– Бермуды, сразу после того, как Рикки оставил дом и отправился в университет, а мы взяли первый за годы отпуск, ты…
– Там был таракан. По моей тарелке полз таракан!
– Ты мне тогда чуть голову не снесла.
– Ну, – сказала она. – Это я от испуга.
И засмеялась. Фаиз довольно ухмылялся, словно выиграл приз. Ну конечно, он того и хотел – рассмешить ее. Она поставила тарелку.
– Слушай, я понимаю, отдавать честь и выполнять приказы – не совсем то, на что мы рассчитывали, получая дипломы, – сказал Фаиз. – Но такова новая реальность, пока Лакония у власти. Так что...
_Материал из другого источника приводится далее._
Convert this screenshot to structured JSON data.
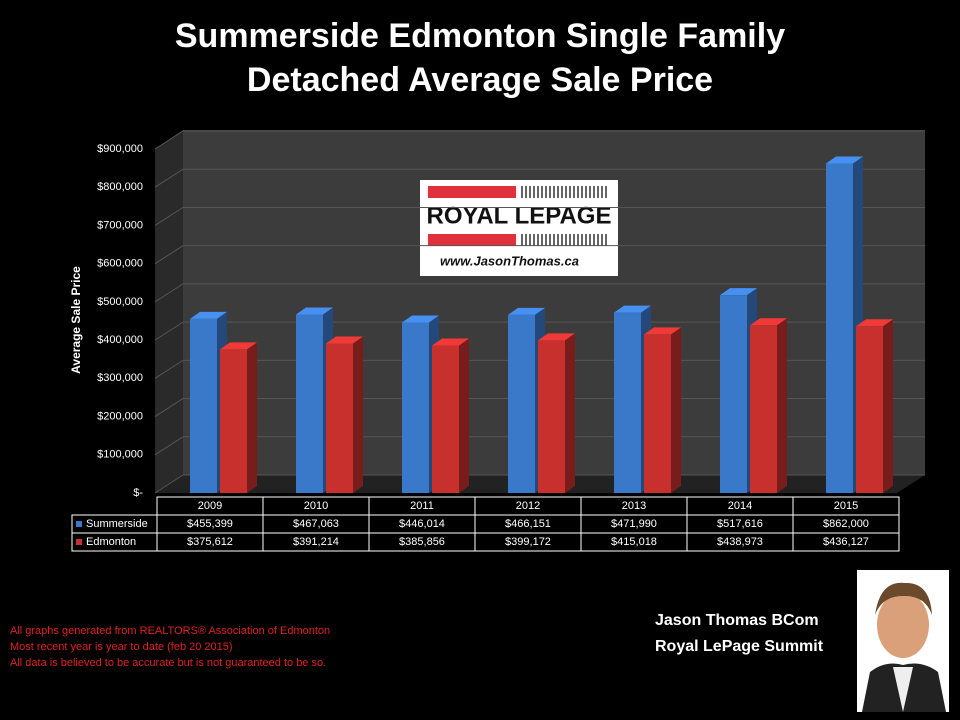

Она, конечно, сама виновата, что угодила в Научный Директорат. Лакония, в общем-то, в дела людей не вмешивалась. Планеты сами избирали правителей и представителей в Ассоциацию Миров. Учреждали собственные законы, если те, конечно, не противоречили законам империи. И, в отличие от большинства диктатур в истории, Лакония, казалось, не стремилась ограничивать высшее образование. Университеты галактики функционировали почти так же, как до захвата. Если не лучше.
Но Элви совершила ошибку, став ведущим экспертом человечества по протомолекуле, по создавшей ее исчезнувшей цивилизации и катастрофе, приведшей ту цивилизацию к гибели. Еще когда Элви была совсем юной, ее отправили на Илос в составе первой научной экспедиции по изучению биологии чужого мира. До Илоса ее специальность – экзобиолог – была исключительно теоретической, она занималась тогда в основном глубоководными бактериями, и всем казалось, что что-то похожее может обитать подо льдами Европы.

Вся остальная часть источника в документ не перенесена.